Johnson’s GOP primary upset sparks fundraising surge
ST. PAUL, Minn. (AP) — Republican Jeff Johnson rode his upset primary win over former Gov. Tim Pawlenty into a fundraising surge in the election for Minnesota governor, according to campaign finance records released Wednesday that show him pulling even with Democratic Rep. Tim Walz in the cash race.
Johnson had raised just over $300,000 heading into the primary and was an underdog against Pawlenty, who held a fivefold cash advantage heading into the Aug. 14 primary. But he handily beat Pawlenty to capture the Republican Party’s nomination for a second time; Johnson lost to Democratic Gov. Mark Dayton in 2014.
Donors big and small took notice. Johnson took in $1.3 million since the primary, roughly equaling Walz’s haul. Each of the candidates to replace the outgoing Dayton enters the homestretch to November with roughly $1 million on hand.
“Clearly Minnesotans have rallied behind our campaign and their support and enthusiasm, even after a tough primary, have set us up for victory in November,” Johnson said in a statement.
While lobbyists and wealthy GOP donors had largely backed Pawlenty, they combined to contribute hundreds of thousands of dollars to Johnson after his primary victory. Sixty-five donors gave Johnson the maximum $4,000 contribution after Aug. 14, compared to just six before the primary.

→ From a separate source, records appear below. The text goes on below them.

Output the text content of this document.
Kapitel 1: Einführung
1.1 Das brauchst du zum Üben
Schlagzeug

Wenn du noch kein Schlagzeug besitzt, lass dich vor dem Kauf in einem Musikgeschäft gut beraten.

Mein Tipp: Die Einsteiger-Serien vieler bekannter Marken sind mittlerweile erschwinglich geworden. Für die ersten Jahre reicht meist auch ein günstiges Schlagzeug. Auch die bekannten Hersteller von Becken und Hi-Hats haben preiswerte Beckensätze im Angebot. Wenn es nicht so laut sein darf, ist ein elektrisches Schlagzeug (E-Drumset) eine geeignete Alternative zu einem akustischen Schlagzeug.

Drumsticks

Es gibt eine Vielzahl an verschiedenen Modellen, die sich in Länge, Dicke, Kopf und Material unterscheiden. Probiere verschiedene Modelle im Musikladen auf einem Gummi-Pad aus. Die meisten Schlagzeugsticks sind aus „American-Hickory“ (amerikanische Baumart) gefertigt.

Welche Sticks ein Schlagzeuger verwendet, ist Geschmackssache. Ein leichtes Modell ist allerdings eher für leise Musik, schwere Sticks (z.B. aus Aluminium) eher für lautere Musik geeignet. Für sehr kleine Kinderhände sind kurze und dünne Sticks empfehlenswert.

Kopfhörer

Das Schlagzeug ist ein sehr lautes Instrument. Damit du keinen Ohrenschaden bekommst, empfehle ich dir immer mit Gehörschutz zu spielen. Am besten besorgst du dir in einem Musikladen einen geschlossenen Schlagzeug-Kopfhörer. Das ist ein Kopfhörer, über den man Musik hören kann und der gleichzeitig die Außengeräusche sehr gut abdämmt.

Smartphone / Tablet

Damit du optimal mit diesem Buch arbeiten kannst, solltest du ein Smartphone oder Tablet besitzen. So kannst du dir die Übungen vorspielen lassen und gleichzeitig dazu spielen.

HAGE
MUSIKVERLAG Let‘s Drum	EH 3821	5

Walz, meanwhile, has continued the fundraising pace that made him the top candidates in the three-way Democratic primary. Both candidates have accepted public campaign subsidies in exchange for agreeing to spending limits in the race. Walz received $476,000 while Johnson got roughly $358,000.
A recent poll performed for the Star Tribune and Minnesota Public Radio News found Walz with a 9 percentage point lead over Johnson in the race. The poll surveyed 800 likely voters between Sept. 10 and 12 and had a margin of error of plus or minus 3.5 percentage points.
The open governor’s race is one of many closely watched races in Minnesota’s midterm elections, which also features two U.S. Senate elections, four competitive congressional races and a bruising race for attorney general. But it’s unclear whether the fundraising numbers will draw outside attention back to the race.
The Republican Governor’s Association canceled several ad reservations for the final weeks of the general election that it placed back in April, when it pegged Pawlenty as the favorite in the race.
Early voting in Minnesota began Friday.